Собственно говоря, в 1930-е годы мы имеем дело с двумя совершенно разными подходами в богословии. Булгаков при всем его модернизме, скажем так, при всем стремлении найти некие черные дыры, незакрытые темы в богословии, дает нам образ дерзновенного жреца, который мыслит богословие как живое предание, именно этот бренд становится названием одного из сборников «парижской школы» богословия. С другой стороны – обличительное, формальное богословие. Прот. Александр Шмеман не случайно говорил, что Булгаков остается философом и в богословии. Он не уходит от философских вопрошаний в своем богословском дискурсе. Поэтому мы, наверное, все равно будем возвращаться к Булгакову, пытаясь на эти вопросы ответить. Другое дело, что мы можем сегодня поставить вопрос: а насколько актуален сам этот софиологический дискурс, насколько философия может продолжать существовать в этом типе мышления? М. Хайдеггер, обсуждая победу Советов в войне с нацизмом, сказал, что русские победили, потому, что у них есть учение о Божественной Софии. Но мы взяли то, что имеется внутри европейского дискурса, это не наше учение, оно заимствовано у гностиков, у Бёме, у Пордеджа, мы его позаимствовали. Но Хайдеггер говорит, что называется, «устами младенца»: русские победили потому, что у них есть учение о Божественной Софии. Поэтому здесь мы сталкиваемся с определенной национальной парадигмой мысли, которая, хотим мы того или нет, но она остается для нас в духовных стихах, она остается для нас в храмах, она остается для нас в иконах.

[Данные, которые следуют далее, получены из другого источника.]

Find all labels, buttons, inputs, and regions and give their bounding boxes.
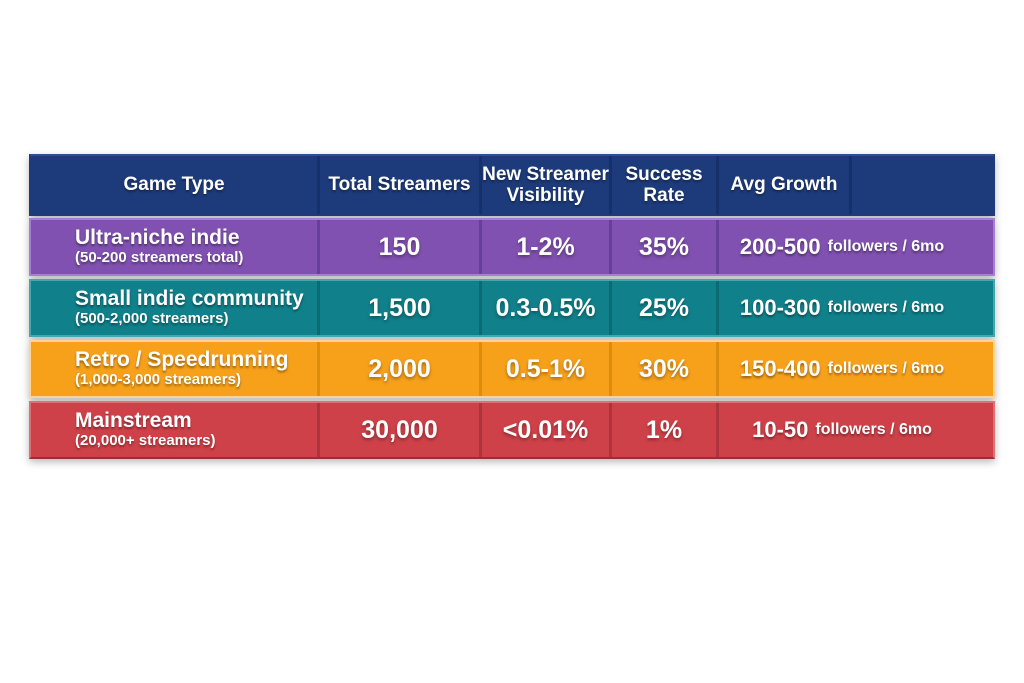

То есть, вообще говоря, софиология как некая периферия ортодоксии, как попытка не аллегорически, но буквально интерпретировать тексты Книги Премудростей Соломона, притч, встречается и в православии, и в католичестве. Также как новоевропейский гнозис, это феномен интерконфессиональный. Те имена, к которым обращаются софиологи, – Бёме, Пордедж, Гихтель, Готфрид Арнольд, больше связаны с протестантской традицией, чем с католической, но это далеко не русская традиция. Софиология, конечно, импортируется, происходит это в пору активной проработки масонами традиции европейского гнозиса. Кстати, единственный перевод Пордеджа «Божественная и истинная метафизика» (трехтомный) был сделан новиковским кругом, издан в конце XVIII века в университетской типографии в числе изданий Новикова. На него ссылается Флоренский в «Столпе и утверждении Истины» как на один из таких авторитетных источников. Интересно, что направление мысли Булгакова о Софии, по крайней мере в «Свете Невечернем», очень напоминает Дж. Пордеджа. Он определял один из аспектов божественной Софии следующим образом: «Мы далеко от того удалены, чтобы поставлять четвертое лицо в Божестве, ибо мы показываем, что сия Премудрость ниже Святой три-Единицы, и зависит от Нее как светлосветящийся отпечаток Имагинации Отчей. Впрочем, можно бы с таким же правом сказать о вас, что вы делаете сто лиц в Боге: понеже учите, что все, что в Боге находится, есть сам Бог, а однако, должны признаться, что всякое Божественное Совершенство, или Атрибут, имеет свою собственную особливую формальную Существенность»[735]735
Пордедж Дж. Божественная и истинная метафизика или дивное и опытом приобретенное ведение невидимых и вечных вещей, открытое чрез Д. I.P. М.: Тайная масонская типография, ок. 1787 (Кн. 1. Гл. V § 117–118).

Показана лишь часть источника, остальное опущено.